。・*・。。*・Cherry Blossom Ⅲ・*・。。*・。
「と、まあその話しはおいといて。早くイチをどうにかしなきゃ、マジで俺らの命がヤバイ。
何とか先手を打てないものか」
戒はむーと唸ってソファの上で胡坐をかいた。
「で、でもさっきのスナイパーはイチじゃないって…」
「一結じゃないにしても、共犯者の男と言う可能性が高いですね」とキョウスケが冷静に答える。
「まぁ俺はさっきイチをどうにしなきゃ、って言ったけどあの女は少なくとも今は命を狙う程の悪意があるとは思えねぇな」
またもちらりとキョウスケを見て、キョウスケは「何なんですか、さっきから」と迷惑そうに顔をしかめた。
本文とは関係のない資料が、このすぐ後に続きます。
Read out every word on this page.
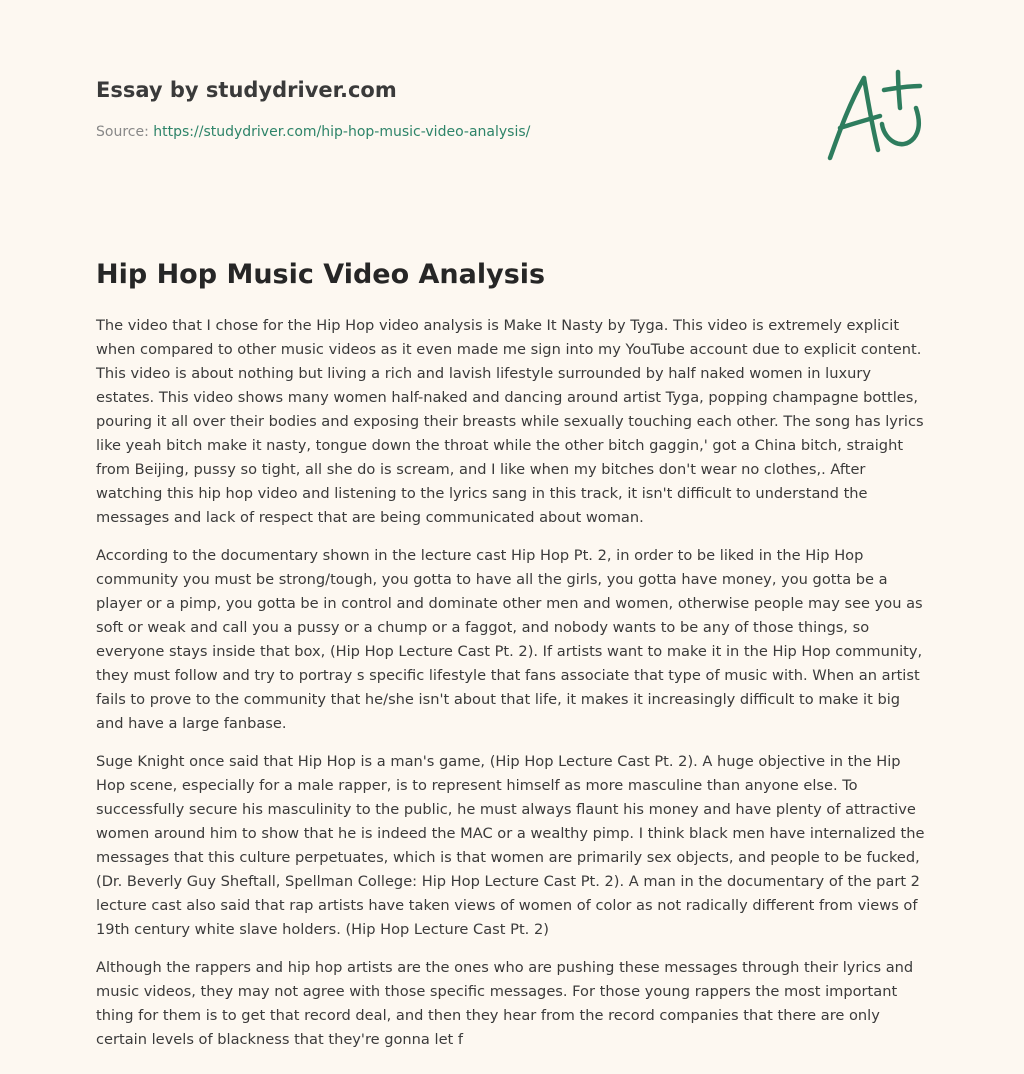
Essay by studydriver.com
Source: https://studydriver.com/hip-hop-music-video-analysis/
Hip Hop Music Video Analysis

The video that I chose for the Hip Hop video analysis is Make It Nasty by Tyga. This video is extremely explicit when compared to other music videos as it even made me sign into my YouTube account due to explicit content. This video is about nothing but living a rich and lavish lifestyle surrounded by half naked women in luxury estates. This video shows many women half-naked and dancing around artist Tyga, popping champagne bottles, pouring it all over their bodies and exposing their breasts while sexually touching each other. The song has lyrics like yeah bitch make it nasty, tongue down the throat while the other bitch gaggin,' got a China bitch, straight from Beijing, pussy so tight, all she do is scream, and I like when my bitches don't wear no clothes,. After watching this hip hop video and listening to the lyrics sang in this track, it isn't difficult to understand the messages and lack of respect that are being communicated about woman.

According to the documentary shown in the lecture cast Hip Hop Pt. 2, in order to be liked in the Hip Hop community you must be strong/tough, you gotta to have all the girls, you gotta have money, you gotta be a player or a pimp, you gotta be in control and dominate other men and women, otherwise people may see you as soft or weak and call you a pussy or a chump or a faggot, and nobody wants to be any of those things, so everyone stays inside that box, (Hip Hop Lecture Cast Pt. 2). If artists want to make it in the Hip Hop community, they must follow and try to portray s specific lifestyle that fans associate that type of music with. When an artist fails to prove to the community that he/she isn't about that life, it makes it increasingly difficult to make it big and have a large fanbase.

Suge Knight once said that Hip Hop is a man's game, (Hip Hop Lecture Cast Pt. 2). A huge objective in the Hip Hop scene, especially for a male rapper, is to represent himself as more masculine than anyone else. To successfully secure his masculinity to the public, he must always flaunt his money and have plenty of attractive women around him to show that he is indeed the MAC or a wealthy pimp. I think black men have internalized the messages that this culture perpetuates, which is that women are primarily sex objects, and people to be fucked, (Dr. Beverly Guy Sheftall, Spellman College: Hip Hop Lecture Cast Pt. 2). A man in the documentary of the part 2 lecture cast also said that rap artists have taken views of women of color as not radically different from views of 19th century white slave holders. (Hip Hop Lecture Cast Pt. 2)

Although the rappers and hip hop artists are the ones who are pushing these messages through their lyrics and music videos, they may not agree with those specific messages. For those young rappers the most important thing for them is to get that record deal, and then they hear from the record companies that there are only certain levels of blackness that they're gonna let f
「もしかして仲間割れかもな。互いの目的が一致しなくなったかも」
戒はそう言って考え込むように顎に手を置いた。
「そうなるとイチは最早邪魔者」
戒の言葉にキョウスケが目を開いてごくりと喉を鳴らした。
「まぁこのタイミングで“それ”はないだろうけどな。琢磨さんが黙っちゃいねぇだろうし」
……叔父貴が…?
何でイチと叔父貴に…
「分からないことだらけですね」キョウスケがため息を吐き、
戒は考え込むように黙り込んだ。
鼻を押さえながらテーブルの縁をじっと見据えている。
「どうしたんだよ、さっきから。くしゃみでも出るのか?」
「いや。さっき俺、絶対あの香りを嗅いだんだよね」
「香りって、あのオピウム?だっけ??あれがどうしたんだよ」
「オピウム―――?」
キョウスケが目を細めて僅かに眉間に皺を寄せる。
キョウスケの呟きに、戒がにやりと意味深に笑った。
「お前も気付いた?
意味は阿片。衝撃的なネーミングだよな。
彩芽さんが使ってるって香水だ。あの香りがさっきの現場で香ってきた」
「近くに居たってことでしょうか」
「近くに居たって別に変じゃないじゃん。だってあの人ドクターの女だよ?何か用があったかもしれないし」
「偶然でしょうかね」
戒もキョウスケもどこか納得いかないようじっとテーブルを見据えたまま黙り込んだ。